Elastic Load Balancing (ELB) is the load balancing service provided by Amazon Web Services (AWS), when load increases on one Web server or application server, on another server. It plays the role of distributing the load on it. In other words, you realize scale-out by distributing the load per unit.
So why do you need ELB to use SSL certificate to communicate with SSL?
Actually, ELB has SSL Termination function, it is possible to do SSL processing on the ELB side without making SSL processing EC2 (Web server) side. In other words, when a client (user) accesses a certain site with HTTPS, it normally performs SSL processing once via the ELB before accessing the self-built web server, from there it seems to be accessed to each Web server.
Benefits of Elastic Load Balancing
- Distribution can be performed for multiple Availability Zones (AZ). Even if one AZ goes offline, we can continue processing with another AZ
- Only normal instances can be distributed. Stop sorting for abnormal instances.
- You can use HTTPS / SSL
- Supports sticky session to maintain user sessions
- One can apply security group policy and realize flexible security
How Elastic Load Balancing works
- It consists of two components: load balancer and controller service
- Handle requests sent over the Internet
- Assign a unique DNS name to the load balancer instance you create
- You can use a custom domain (any domain like example.com).
- Use alias in CNAME
- When resolving a domain name in DNS, multiple global IP addresses are returned
- When ELB expands or shrinks, the number of IP addresses that respond changes
- ELB registers with the load balancer using the IP associated with the instance
- ELB performs health check, normal time: sorting is performed, abnormal time: not doing sorting
- Load balancing with multiple AZs in same region
- By using Auto Scaling, it is possible to automatically increase distributed EC 2 instances when they exceed the threshold of CPU etc
Distribution method of ELB
User Access → DNS (Round Robin) → Load Balancer (Least Connection) → EC 2
Elastic Load Balancing Monitoring
- Can be monitored by CloudWatch metrics
- It can be set to save ELB access log to S3 (default invalid)

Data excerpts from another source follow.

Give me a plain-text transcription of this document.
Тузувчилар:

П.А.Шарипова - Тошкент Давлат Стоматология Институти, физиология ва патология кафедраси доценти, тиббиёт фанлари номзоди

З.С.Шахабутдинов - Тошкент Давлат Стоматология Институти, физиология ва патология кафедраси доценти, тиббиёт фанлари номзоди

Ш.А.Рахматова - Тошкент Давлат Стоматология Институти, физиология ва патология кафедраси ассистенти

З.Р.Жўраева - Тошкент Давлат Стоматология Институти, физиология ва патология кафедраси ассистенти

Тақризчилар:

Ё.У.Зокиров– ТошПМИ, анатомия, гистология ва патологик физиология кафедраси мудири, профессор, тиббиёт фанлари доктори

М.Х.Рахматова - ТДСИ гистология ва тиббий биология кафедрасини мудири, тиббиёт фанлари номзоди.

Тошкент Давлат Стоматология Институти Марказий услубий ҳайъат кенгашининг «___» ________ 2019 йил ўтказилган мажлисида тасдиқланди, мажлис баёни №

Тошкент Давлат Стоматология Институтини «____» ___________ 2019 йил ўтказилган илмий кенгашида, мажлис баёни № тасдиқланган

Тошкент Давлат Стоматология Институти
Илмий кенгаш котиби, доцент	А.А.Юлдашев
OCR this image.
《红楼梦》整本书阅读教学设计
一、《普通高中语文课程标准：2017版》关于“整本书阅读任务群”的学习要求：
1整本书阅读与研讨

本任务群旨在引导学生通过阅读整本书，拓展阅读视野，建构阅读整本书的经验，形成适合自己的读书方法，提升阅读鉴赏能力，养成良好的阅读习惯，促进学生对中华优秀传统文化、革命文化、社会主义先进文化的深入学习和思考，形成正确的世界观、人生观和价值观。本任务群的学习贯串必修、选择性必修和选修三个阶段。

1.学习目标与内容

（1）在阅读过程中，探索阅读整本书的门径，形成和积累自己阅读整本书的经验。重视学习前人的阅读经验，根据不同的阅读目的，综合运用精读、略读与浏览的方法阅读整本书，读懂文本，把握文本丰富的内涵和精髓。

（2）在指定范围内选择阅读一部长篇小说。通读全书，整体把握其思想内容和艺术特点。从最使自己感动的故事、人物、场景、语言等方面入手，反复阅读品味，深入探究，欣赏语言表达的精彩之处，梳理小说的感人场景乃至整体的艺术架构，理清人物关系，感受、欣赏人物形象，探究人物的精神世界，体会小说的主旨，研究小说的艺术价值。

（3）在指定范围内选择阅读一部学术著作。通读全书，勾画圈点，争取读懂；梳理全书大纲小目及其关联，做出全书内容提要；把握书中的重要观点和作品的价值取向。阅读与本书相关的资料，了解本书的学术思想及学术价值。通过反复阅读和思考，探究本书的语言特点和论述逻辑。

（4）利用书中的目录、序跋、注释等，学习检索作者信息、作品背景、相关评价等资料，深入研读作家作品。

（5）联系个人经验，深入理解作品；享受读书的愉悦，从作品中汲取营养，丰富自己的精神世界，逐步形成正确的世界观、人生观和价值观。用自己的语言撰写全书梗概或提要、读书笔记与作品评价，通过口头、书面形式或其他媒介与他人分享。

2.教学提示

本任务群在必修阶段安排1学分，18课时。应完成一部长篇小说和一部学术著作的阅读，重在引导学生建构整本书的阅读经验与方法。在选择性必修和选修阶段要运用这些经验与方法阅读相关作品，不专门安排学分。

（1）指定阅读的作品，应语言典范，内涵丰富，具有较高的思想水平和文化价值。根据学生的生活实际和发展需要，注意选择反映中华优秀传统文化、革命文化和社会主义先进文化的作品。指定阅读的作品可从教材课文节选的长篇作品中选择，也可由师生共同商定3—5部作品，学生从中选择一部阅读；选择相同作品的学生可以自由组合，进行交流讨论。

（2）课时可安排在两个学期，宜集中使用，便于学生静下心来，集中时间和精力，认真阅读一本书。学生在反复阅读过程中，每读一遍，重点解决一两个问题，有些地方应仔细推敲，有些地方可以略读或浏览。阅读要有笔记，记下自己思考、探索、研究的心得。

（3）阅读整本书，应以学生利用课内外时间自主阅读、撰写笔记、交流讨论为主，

- With CloudTrail, you can audit ELB API calls
HTTP error in ELB
- HTTP 400: BAD_REQUEST → Client sends an invalid request
- HTTP 405: METHOD_NOT_ALLOWED → Invalid method length
- HTTP 408: Request Timeout -> The client canceled the request or failed to send the entire request
- HTTP 502: Bad Gateway → The load balancer was unable to parse the response sent from the registered instance
- HTTP 503: Service Unavailable or HTTP 504: Gateway Timeout → Error due to Load Balancer or Registered Instance
- The load balancer lacks the ability to process the request (the scale of ELB is not catching up → it fits over time)
Types and characteristics of Elastic Load Balancing
Currently available ELBs are of the following three types and corresponded to generic names.
- Network Load Balancer (NLB): L4 NAT load balancer
- Application Load Balancer (ALB): L7 reverse proxy
- Classic Load Balancer (CLB): L4 / L7 Reverse Proxy
The atmosphere treated by NLB and others is quite different. Without fear of misunderstanding, NLB is an impression close to network components, which are classified as VPC functions such as NAT Gateway and Elastic IP rather than conventional ELB (ALB and CLB).
ALB and CLB communicate with the client via the load balancer as both the reverse proxy wrote and go back and forth. On the other hand, since NLB transfers the destination IP of the traffic by rewriting it to the IP of the target, returning from the target directly to the client without going through the load balancer.